2.1.2 Traditional Scripted Automated Testing Frameworks

UIAutomator is an official automated testing framework provided by the Android operating system, specifically designed for automated testing of the user interfaces of Android applications. It can simulate user actions such as clicking and swiping. This system encapsulates tools using this framework as the interaction interface and combines it with the tool-calling capability of LLMs to complete the automated execution of relevant test cases.

2.2 System Requirements Analysis and Design

2.2.1 Main Functional Requirements

  • Smartphone Operation Function: The system can automatically execute tests on smartphone devices based on existing text-based test cases. By integrating with LLMs and encapsulated tools, the system can understand the content described in text test cases and automatically call tools to perform actions such as clicking, swiping, and inputting commands. The tool-calling capability of LLMs allows the model to dynamically call external tools during runtime to complete specific tasks. The model is not limited to its own knowledge and skills but can leverage external resources to enhance its functionality. Qwen2.5 is a series of large language models developed by the Alibaba team [12]. By leveraging the tool-calling capability of Qwen2.5 and combining it with UIAutomator, an LLM-driven automated testing system is implemented. Figure 1 details the workflow of how this system calls tools through LLMs.
  • Smartphone Context Acquisition Function: During the execution of automated testing, the system can real-time understand the content displayed on the current screen of the smartphone. Combined with the test cases, it judges whether the current execution status is normal, providing a detailed basis for the execution of subsequent steps and result analysis. The Qwen2.5-1M series models, through pre-training and fine-tuning for long contexts, have expanded the context length to 1 million tokens, enhancing their ability to process long texts [13]. In the process of automated testing, this system transmits key information about the interface hierarchy to the LLM, enabling the LLM to real-time understand the current screen content of the device, such as the attributes, positions, and parent-child relationships of elements. The data volume may reach several tens of kilobytes. At the same time, it can also extract XPath for elements to be operated, further processing the information.

2.2.2 System Architecture Design

The overall architecture design of this system aims to realize the automated execution of text test cases through natural language interaction. As shown in Figure 2, the system mainly consists of the system base layer, task planning layer, interface perception layer, action execution layer, and user interface layer. Among them, the system base layer provides basic support for the entire automated testing system, including LLMs, UIAutomator interfaces, and other APIs. It uses a function factory to encapsulate the lower layer, enabling the LLM to obtain the ability to perceive and operate smartphone hardware. It also provides interfaces for the upper layer to facilitate the collaboration of the task planning, interface perception, and action execution layers in completing test case execution, thereby realizing the entire process from natural language instructions to automated test execution.

2.3 System Implementation

2.3.1 System Base Capabilities

  • Design Principle of the Function Factory: This system adopts an innovative function factory technology to realize the dynamic registration and management of tools. Its core design concept is to simplify the tool registration process through the decorator pattern and achieve decoupling between tool configuration and business logic. As shown in the following code block, the ToolFactory class serves as the core factory class and maintains tool metadata and function entities through a dual-dictionary structure. This design allows developers to focus solely on the functional implementation of tool functions without manually maintaining complex tool description structures.
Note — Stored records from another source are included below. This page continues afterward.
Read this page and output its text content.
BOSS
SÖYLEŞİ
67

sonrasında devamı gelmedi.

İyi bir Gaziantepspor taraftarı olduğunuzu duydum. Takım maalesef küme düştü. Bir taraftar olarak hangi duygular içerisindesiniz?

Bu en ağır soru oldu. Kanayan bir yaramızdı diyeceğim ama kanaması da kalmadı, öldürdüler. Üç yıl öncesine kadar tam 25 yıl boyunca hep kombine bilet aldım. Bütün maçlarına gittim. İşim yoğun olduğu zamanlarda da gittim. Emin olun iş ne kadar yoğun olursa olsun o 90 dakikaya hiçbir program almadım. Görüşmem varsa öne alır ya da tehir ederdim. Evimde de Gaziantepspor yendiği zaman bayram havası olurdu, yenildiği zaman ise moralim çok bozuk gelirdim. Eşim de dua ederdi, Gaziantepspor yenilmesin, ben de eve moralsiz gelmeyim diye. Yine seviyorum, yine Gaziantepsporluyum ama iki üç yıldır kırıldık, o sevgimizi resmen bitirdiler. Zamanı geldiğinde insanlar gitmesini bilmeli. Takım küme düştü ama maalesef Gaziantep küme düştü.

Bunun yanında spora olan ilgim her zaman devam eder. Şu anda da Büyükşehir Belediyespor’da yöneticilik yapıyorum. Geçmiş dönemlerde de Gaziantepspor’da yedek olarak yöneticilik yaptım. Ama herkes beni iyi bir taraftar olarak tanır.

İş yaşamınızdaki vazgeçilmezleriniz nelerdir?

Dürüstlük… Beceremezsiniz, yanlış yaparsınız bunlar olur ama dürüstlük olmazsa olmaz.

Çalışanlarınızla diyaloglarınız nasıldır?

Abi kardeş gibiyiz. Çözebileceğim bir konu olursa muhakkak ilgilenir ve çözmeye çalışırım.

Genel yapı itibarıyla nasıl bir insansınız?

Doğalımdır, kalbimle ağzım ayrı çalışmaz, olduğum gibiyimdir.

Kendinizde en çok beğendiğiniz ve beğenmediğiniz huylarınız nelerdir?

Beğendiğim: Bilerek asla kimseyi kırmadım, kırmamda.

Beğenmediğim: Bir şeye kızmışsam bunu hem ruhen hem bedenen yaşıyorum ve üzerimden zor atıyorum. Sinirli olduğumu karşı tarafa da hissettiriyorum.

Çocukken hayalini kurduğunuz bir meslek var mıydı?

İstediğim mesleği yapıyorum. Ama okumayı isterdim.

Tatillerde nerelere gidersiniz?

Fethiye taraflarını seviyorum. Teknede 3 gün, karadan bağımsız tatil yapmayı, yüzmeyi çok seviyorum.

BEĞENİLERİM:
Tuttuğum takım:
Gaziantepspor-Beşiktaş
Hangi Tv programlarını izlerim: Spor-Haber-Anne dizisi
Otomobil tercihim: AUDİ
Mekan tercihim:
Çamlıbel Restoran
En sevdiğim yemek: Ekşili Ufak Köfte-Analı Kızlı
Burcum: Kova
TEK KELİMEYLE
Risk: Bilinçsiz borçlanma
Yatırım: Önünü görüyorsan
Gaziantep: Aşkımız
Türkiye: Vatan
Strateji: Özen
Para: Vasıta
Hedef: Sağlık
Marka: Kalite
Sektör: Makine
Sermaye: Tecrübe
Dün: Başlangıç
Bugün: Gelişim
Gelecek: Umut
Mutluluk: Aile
Algorithm 1: Core Class of the Function Factory a) Initialize a class named ToolFactory. b) The class contains two attributes: self.tools (an empty list) and self.functions (an empty dictionary). c) Define an __init__ method to initialize the above two attributes. d) Define a register_tool method that accepts parameters: func, description, parameters (default: None), and required (default: None). e) In the register_tool method, create a dictionary named tool, which includes type (fixed as "function") and function (a nested dictionary). f) Set the name of the nested function dictionary to func.__name__ and description to the input description. g) Set parameters of the function to the input parameters; if parameters is None, set it to a default structure (with type as "object" and properties as an empty dictionary). h) If required is not None, add required to the function dictionary of the tool. i) Add the tool to the self.tools list. j) Add func to the self.functions dictionary, with the key being func.__name__.

  • Decorator Registration Mechanism: The system provides a declarative tool registration interface through Python decorator syntax. As shown in the following sample tool code block, developers only need to add the @register_tool decorator above the target function to automatically complete tool registration. This design abstracts the complex JSON structure required by the OpenAI SDK specification into intuitive parameter configurations, and the tool name is automatically obtained from the function name, significantly reducing the development burden of tool registration.

Algorithm 2: Decorator Logic Input: The function func to be decorated, and optional parameters description, parameters, and required. Output: The registered tool and the corresponding function. a) Obtain the name of the decorated function func and assign it to tool_desc.name. b) Assign the input description to tool_desc.description; if no description is input, set a default description. c) Create a tool dictionary, which includes type (fixed as "function") and function (the nested dictionary tool_desc). d) If parameters are input, assign them to tool_desc.parameters; otherwise, set a default parameter structure. e) If the required parameter is input, add it to tool_desc.required. f) Add the tool to the self.tools list of the ToolFactory. g) Add func to the self.functions dictionary of the ToolFactory, with the key being the name of func. h) Return the function func itself to complete the decoration process.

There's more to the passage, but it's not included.